Cette diplomatie de terrain sert plusieurs objectifs. D’abord, elle vise à montrer la disponibilité d’Alger à dialoguer avec les capitales africaines, dans un moment où les partenariats internationaux se reconfigurent. Ensuite, elle permet à l’Algérie de défendre une approche politique des crises, en insistant sur le dialogue et sur l’idée de solutions négociées. Enfin, elle se rattache directement aux préoccupations de sécurité nationale : une instabilité prolongée au Sahel est perçue comme un facteur de risques transfrontaliers, qu’il s’agisse de trafics, de groupes armés ou de pressions migratoires.

Dans la pratique, le chef de la diplomatie devient le visage de cette stratégie, à la fois porte-parole et négociateur. Il doit concilier les impératifs de stabilité, les rivalités entre États, la sensibilité aux souverainetés nationales des pays voisins, et la nécessité d’exister face à d’autres puissances qui cherchent également à structurer l’espace sahélien.

La communauté nationale à l’étranger : un dossier politique, social et diplomatique

L’autre volet explicitement associé au ministère concerne la Communauté nationale à l’étranger. Ce choix d’intitulé n’est pas anodin : il reconnaît l’importance des Algériens vivant hors du pays, leur place économique (transferts, investissement, circulation des compétences), sociale (familles, mobilité), et politique (perception du pays, attentes en matière de services consulaires).

Dans une lecture diplomatique, la diaspora n’est pas seulement une question administrative, mais un enjeu de relation bilatérale avec les pays d’accueil. Les dossiers de circulation, de visas, de réadmission, de protection consulaire, ou encore de coopération judiciaire se négocient souvent dans des cadres sensibles. Ils peuvent devenir des points de tension, notamment lorsque l’immigration et la sécurité occupent une place centrale dans le débat public des pays partenaires.

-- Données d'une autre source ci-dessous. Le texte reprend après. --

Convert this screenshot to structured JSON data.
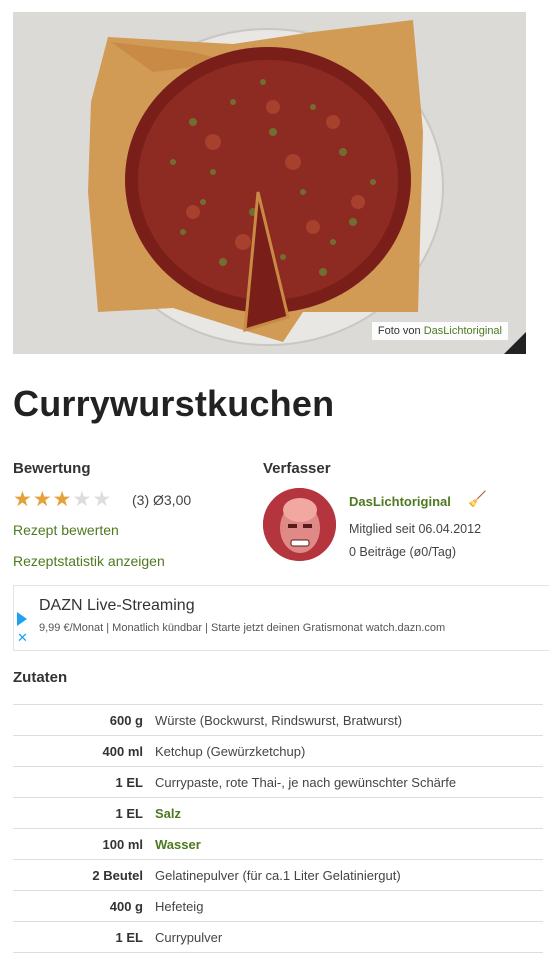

Le fait que ce portefeuille soit rattaché au chef de la diplomatie signale une volonté de pilotage politique. Dans ce schéma, le ministre n’est pas seulement celui qui gère des crises internationales ; il est aussi celui qui assume, face aux partenaires, des dossiers concrets touchant directement des citoyens et des familles.

L’exemple des relations franco-algériennes illustre cette imbrication. Au printemps 2025, dans un contexte de tensions antérieures, le ministre français des Affaires étrangères se rend à Alger, et la presse française rapporte des échanges avec Ahmed Attaf dans le cadre d’une tentative de relance du dialogue bilatéral, où les sujets sécuritaires, migratoires et judiciaires figurent au menu. Cette séquence rappelle que, pour Alger comme pour Paris, les relations extérieures se jouent autant sur les grands dossiers géopolitiques que sur des questions de mobilité et de coopération.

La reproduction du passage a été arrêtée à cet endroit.